Una fortezza diventata dimora
Il castello domina Carini dall'alto ed è il monumento che identifica il paese. L'impianto originario è normanno, ma quello che si visita oggi è il risultato di secoli di trasformazioni: ogni famiglia che vi ha abitato ha aggiunto, chiuso, riaperto.
Il risultato è un edificio a metà fra fortezza e residenza nobiliare, dove le parti difensive convivono con ambienti pensati per essere abitati. È questa stratificazione a renderlo interessante, più di un singolo dettaglio architettonico.
La Baronessa di Carini
Il castello è legato alla vicenda di Laura Lanza, la Baronessa di Carini, uccisa nel 1563. La storia è diventata un canto popolare tramandato oralmente per secoli, ben prima di essere messo per iscritto.
È il motivo per cui il nome di Carini è conosciuto in tutta la Sicilia anche da chi non ci è mai stato: una vicenda privata diventata patrimonio collettivo.
Come organizzare la visita
Il castello si trova nella parte alta del centro storico.

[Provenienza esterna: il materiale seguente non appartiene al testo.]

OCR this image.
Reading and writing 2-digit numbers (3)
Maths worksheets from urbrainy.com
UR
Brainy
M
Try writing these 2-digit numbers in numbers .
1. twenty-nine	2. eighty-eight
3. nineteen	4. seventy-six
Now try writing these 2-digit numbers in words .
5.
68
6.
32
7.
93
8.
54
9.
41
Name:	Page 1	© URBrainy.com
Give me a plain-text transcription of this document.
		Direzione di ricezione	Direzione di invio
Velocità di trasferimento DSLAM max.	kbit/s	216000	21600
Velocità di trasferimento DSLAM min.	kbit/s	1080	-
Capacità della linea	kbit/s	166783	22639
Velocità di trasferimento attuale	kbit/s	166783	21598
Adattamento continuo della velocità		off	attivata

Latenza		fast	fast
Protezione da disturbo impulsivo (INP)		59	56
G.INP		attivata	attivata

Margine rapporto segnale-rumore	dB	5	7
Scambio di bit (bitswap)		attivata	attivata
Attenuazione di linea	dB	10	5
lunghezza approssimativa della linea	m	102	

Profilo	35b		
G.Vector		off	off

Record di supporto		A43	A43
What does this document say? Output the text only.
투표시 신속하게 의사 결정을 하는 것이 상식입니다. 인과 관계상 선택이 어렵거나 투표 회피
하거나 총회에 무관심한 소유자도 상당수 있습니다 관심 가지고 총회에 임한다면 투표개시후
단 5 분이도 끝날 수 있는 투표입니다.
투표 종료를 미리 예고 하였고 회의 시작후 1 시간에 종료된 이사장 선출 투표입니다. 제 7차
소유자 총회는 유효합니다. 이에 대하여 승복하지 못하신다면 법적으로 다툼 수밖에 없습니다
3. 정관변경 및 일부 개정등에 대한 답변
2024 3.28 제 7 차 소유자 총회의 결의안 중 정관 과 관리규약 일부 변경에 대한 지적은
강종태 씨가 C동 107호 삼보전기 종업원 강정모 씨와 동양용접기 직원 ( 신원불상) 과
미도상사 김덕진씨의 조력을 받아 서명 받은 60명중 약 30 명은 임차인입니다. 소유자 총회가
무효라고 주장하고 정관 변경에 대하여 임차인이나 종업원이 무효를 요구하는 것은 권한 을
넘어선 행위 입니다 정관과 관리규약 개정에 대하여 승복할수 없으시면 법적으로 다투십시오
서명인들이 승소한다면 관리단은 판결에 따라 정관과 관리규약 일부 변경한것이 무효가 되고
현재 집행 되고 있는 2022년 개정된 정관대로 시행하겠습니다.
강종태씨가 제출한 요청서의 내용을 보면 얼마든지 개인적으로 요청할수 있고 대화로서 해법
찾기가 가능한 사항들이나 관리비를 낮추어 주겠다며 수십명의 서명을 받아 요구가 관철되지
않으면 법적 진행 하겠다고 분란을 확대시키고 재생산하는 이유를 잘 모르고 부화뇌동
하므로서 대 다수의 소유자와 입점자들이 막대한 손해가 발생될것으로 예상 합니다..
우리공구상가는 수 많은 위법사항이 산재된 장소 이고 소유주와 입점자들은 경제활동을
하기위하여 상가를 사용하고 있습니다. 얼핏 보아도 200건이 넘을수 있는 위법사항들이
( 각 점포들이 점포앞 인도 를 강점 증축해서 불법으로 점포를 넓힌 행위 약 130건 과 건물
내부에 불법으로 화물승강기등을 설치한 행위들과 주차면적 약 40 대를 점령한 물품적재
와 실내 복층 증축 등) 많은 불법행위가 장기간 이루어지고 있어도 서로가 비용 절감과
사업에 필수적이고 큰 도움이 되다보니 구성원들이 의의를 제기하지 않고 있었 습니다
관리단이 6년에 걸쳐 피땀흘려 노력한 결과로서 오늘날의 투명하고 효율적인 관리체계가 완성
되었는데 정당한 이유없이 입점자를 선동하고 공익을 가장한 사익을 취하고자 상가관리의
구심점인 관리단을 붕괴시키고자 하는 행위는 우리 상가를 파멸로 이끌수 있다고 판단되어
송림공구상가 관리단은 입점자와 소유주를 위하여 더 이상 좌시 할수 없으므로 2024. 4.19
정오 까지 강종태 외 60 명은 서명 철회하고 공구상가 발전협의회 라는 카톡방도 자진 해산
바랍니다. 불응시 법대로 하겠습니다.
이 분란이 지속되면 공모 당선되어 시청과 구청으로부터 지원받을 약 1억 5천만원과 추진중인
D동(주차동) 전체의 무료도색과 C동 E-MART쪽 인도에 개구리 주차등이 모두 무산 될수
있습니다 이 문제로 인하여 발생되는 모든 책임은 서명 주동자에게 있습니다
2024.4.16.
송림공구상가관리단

Conviene lasciare l'auto nei pressi e salire a piedi: le strade attorno sono strette e il parcheggio in prossimità è limitato.
Giorni e orari di apertura possono variare con la stagione: è prudente verificarli prima di mettersi in viaggio, soprattutto fuori dai mesi estivi.
Cosa abbinare
La visita si combina bene con una passeggiata nel centro storico, che si gira in poco tempo. Per chi ha mezza giornata, Terrasini e il suo lungomare sono a breve distanza.